On a frigid, rainy January day in 2001, Unocal was given reason to rejoice. George W. Bush had just taken the oath of office, and was now President of the United States. The power of the American government was immediately brought to bear in the situation. Enter Afghan-American Zalmay Khalilzad, who in the early 1990s served Unocal as an advisor on the nascent pipeline project. In 1997, Khalilzad was present with Unocal representatives when they hosted a delegation of Taliban officials in Houston.
NOTE: This meeting was hosted by Ken Lay who gave millions to the the Taliban.
Khalilzad was part of a full-court press by the Bush administration to see the pipeline deal through to completion. Their main objective was to bring the Taliban, who had become decidedly disinterested in then project, back on board. The American pitch to the Taliban, which was still hosting Osama bin Laden, became so intense that the Taliban hired an American public relations expert named Laila Helms to broker negotiations. High-level meetings between the Bush administration and the Taliban continued through August of 2001, with little gain. The Taliban simply was not interested in becoming part of the deal.
It was at this point, according to Brisard and Dasique, that the story takes a darker and more dangerous turn.
Pakistani news agencies reported in the weeks before September 11th that America had threatened war against the Taliban if they did not agree to the pipeline deal. “Accept our carpet of gold,” the Bush administration is reported to have said, “or be buried under a carpet of bombs.”
At the same time, John O’Neill was quitting his job in protest. A Deputy Director of the FBI, O’Neill was America’s chief bin Laden hunter. He had been in charge of the investigations into the bin Laden-connected bombings of the World Trade Center in 1993, the destruction of an American troop barracks in Saudi Arabia in 1996, the African embassy bombings in 1998, and the attack upon the U.S.S. Cole in 2000. Simply put, no one person in America’s counter-terrorism apparatus knew more about Osama bin Laden than John O’Neill.

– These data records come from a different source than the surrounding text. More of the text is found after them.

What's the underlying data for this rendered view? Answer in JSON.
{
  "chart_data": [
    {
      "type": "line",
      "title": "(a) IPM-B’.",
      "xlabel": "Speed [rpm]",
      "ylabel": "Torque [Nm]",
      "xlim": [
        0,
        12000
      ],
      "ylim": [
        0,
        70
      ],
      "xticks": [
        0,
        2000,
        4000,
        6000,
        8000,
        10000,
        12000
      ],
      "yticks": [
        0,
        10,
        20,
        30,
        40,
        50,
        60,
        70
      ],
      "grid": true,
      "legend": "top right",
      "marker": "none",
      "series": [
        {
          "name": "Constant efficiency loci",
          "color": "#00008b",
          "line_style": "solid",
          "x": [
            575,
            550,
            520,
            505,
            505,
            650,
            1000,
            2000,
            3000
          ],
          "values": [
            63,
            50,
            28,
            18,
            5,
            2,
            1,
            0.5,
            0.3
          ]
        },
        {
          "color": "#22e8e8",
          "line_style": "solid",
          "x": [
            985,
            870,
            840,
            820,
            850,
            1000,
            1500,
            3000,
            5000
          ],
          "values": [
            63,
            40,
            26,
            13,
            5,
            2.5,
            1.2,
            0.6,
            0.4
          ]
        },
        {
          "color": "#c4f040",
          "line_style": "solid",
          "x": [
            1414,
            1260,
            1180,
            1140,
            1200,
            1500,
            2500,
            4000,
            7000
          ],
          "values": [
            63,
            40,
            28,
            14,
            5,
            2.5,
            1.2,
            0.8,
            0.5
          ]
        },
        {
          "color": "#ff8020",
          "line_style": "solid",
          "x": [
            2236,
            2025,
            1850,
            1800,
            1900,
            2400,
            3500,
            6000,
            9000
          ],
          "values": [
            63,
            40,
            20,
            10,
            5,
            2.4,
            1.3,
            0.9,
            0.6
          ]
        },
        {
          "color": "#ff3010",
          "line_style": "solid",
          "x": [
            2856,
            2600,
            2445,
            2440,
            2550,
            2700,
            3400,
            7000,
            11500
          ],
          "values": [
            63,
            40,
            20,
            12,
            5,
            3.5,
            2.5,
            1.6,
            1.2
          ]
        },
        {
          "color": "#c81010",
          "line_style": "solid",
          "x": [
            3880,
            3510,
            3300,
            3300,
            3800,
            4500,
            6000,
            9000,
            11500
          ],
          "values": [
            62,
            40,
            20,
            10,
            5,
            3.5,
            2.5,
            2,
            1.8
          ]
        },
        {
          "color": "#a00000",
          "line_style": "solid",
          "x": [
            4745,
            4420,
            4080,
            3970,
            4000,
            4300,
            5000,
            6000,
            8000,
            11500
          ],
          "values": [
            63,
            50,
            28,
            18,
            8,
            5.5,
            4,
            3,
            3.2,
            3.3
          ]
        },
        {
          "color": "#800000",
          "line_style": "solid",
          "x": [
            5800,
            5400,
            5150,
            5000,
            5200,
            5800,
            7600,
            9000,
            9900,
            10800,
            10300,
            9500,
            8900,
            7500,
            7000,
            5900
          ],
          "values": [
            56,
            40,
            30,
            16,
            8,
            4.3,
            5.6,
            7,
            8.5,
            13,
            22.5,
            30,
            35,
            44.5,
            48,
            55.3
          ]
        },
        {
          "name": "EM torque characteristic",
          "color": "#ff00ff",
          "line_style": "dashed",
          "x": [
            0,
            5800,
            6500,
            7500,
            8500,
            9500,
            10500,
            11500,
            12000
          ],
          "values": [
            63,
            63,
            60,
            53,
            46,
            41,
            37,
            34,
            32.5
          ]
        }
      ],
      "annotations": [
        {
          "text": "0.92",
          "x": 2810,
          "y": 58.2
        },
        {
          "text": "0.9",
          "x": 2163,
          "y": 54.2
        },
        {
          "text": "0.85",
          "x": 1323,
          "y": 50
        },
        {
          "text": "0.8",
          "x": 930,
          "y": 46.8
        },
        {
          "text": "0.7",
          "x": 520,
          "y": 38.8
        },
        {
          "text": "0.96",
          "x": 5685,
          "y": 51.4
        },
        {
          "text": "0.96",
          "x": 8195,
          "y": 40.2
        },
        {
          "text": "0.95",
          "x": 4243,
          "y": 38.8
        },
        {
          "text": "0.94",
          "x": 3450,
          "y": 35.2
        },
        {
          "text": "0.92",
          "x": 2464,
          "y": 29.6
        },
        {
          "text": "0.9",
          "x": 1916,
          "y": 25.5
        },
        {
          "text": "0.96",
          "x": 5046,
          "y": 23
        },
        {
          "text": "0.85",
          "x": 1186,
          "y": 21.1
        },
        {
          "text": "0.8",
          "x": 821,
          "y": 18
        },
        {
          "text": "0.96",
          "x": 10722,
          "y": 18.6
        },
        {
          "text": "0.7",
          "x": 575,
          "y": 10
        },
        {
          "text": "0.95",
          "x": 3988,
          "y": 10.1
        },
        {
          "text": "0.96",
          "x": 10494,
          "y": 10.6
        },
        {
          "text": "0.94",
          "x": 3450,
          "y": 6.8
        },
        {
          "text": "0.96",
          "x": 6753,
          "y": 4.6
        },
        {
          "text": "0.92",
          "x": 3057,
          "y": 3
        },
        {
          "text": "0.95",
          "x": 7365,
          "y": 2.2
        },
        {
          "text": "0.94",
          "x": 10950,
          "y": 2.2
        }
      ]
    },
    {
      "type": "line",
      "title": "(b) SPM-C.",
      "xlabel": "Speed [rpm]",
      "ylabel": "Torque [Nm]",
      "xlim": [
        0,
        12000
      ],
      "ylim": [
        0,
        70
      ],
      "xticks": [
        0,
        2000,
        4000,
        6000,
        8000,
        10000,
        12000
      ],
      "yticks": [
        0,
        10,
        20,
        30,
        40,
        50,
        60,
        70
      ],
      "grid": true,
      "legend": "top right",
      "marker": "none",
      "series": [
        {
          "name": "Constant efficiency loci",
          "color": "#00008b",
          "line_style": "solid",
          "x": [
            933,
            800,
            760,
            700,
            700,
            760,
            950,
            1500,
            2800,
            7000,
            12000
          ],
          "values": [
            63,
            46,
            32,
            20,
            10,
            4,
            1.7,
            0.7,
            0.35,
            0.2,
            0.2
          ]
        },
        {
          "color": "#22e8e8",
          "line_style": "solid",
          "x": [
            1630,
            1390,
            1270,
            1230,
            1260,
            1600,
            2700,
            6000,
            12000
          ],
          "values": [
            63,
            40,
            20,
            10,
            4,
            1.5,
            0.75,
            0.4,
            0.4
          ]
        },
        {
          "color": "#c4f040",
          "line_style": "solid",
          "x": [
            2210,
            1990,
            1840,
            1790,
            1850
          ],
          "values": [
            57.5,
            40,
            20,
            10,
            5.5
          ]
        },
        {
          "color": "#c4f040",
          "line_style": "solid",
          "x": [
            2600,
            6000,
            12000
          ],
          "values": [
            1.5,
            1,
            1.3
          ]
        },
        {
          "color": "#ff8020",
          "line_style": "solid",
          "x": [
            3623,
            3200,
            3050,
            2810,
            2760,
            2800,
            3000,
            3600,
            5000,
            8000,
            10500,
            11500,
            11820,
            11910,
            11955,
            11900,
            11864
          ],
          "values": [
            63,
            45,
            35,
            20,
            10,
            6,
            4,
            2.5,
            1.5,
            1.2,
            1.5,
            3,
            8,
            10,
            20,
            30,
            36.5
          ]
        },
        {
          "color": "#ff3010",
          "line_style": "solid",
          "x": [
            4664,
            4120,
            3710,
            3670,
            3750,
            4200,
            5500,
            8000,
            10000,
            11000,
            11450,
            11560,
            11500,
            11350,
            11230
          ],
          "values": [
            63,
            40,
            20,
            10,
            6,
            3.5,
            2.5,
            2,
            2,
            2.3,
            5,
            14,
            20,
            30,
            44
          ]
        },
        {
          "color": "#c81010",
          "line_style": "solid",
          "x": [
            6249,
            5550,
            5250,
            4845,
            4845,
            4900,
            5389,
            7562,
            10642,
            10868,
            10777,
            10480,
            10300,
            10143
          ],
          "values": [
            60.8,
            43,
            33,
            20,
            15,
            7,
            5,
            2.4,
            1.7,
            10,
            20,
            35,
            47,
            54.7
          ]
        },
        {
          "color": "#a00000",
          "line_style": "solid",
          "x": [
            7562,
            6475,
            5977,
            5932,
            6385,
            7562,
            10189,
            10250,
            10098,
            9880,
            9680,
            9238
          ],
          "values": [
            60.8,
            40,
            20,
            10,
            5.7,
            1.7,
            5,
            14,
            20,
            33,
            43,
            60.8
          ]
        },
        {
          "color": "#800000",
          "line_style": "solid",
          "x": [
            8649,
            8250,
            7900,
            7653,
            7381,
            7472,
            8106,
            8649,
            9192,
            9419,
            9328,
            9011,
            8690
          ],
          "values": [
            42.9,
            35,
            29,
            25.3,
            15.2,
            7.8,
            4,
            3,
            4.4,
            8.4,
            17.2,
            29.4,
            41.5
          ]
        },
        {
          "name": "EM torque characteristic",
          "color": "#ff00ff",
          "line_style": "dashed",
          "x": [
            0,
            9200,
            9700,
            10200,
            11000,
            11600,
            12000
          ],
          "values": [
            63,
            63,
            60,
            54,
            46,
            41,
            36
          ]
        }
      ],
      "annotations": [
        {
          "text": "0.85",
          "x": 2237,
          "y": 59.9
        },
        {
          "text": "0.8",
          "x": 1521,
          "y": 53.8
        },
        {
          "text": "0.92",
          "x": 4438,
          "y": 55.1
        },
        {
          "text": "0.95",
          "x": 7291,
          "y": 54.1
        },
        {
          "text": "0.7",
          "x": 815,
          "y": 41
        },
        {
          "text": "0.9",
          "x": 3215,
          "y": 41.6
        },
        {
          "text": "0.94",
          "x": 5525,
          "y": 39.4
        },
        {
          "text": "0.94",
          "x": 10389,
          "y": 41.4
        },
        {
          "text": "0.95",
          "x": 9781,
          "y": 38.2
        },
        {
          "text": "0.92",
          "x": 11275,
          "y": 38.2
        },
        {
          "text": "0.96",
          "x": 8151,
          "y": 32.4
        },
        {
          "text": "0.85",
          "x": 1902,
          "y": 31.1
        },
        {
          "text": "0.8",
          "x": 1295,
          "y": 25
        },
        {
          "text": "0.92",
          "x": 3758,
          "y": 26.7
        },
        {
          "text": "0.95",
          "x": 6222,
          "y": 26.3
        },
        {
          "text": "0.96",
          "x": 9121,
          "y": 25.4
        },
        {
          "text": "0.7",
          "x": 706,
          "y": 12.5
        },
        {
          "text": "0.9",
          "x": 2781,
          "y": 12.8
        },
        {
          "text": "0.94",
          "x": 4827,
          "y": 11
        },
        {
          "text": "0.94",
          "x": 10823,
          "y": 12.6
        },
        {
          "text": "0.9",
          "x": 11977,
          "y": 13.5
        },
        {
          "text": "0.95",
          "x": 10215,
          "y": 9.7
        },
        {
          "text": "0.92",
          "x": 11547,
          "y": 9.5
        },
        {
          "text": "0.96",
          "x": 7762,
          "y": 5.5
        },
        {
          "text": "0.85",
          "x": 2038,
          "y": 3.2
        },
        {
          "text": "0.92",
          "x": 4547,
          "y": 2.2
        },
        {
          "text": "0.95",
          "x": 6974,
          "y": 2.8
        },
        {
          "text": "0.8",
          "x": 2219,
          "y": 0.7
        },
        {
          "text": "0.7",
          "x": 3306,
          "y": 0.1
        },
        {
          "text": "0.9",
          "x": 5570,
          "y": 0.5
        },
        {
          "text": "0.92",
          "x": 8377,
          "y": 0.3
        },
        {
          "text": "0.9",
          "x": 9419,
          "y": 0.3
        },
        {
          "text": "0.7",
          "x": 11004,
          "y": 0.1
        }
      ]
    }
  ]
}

Two weeks before September 11th, John O’Neill left the FBI in anger and disgust. He believed his government was actively hindering his ability to pursue dangerous Islamic terrorists because such investigations were discomforting Mideast regimes like the Taliban that were being courted by American petroleum interests. Brisard and Dasique quote O’Neill as saying, “The main obstacles to investigating Islamic terrorism were U.S. oil corporate interests, and the role played by Saudi Arabia in it.” Connections between the Taliban and Saudi Arabia, a nation bin Laden and a dozen of the 9/11 hijackers once called home, are too glaring to ignore.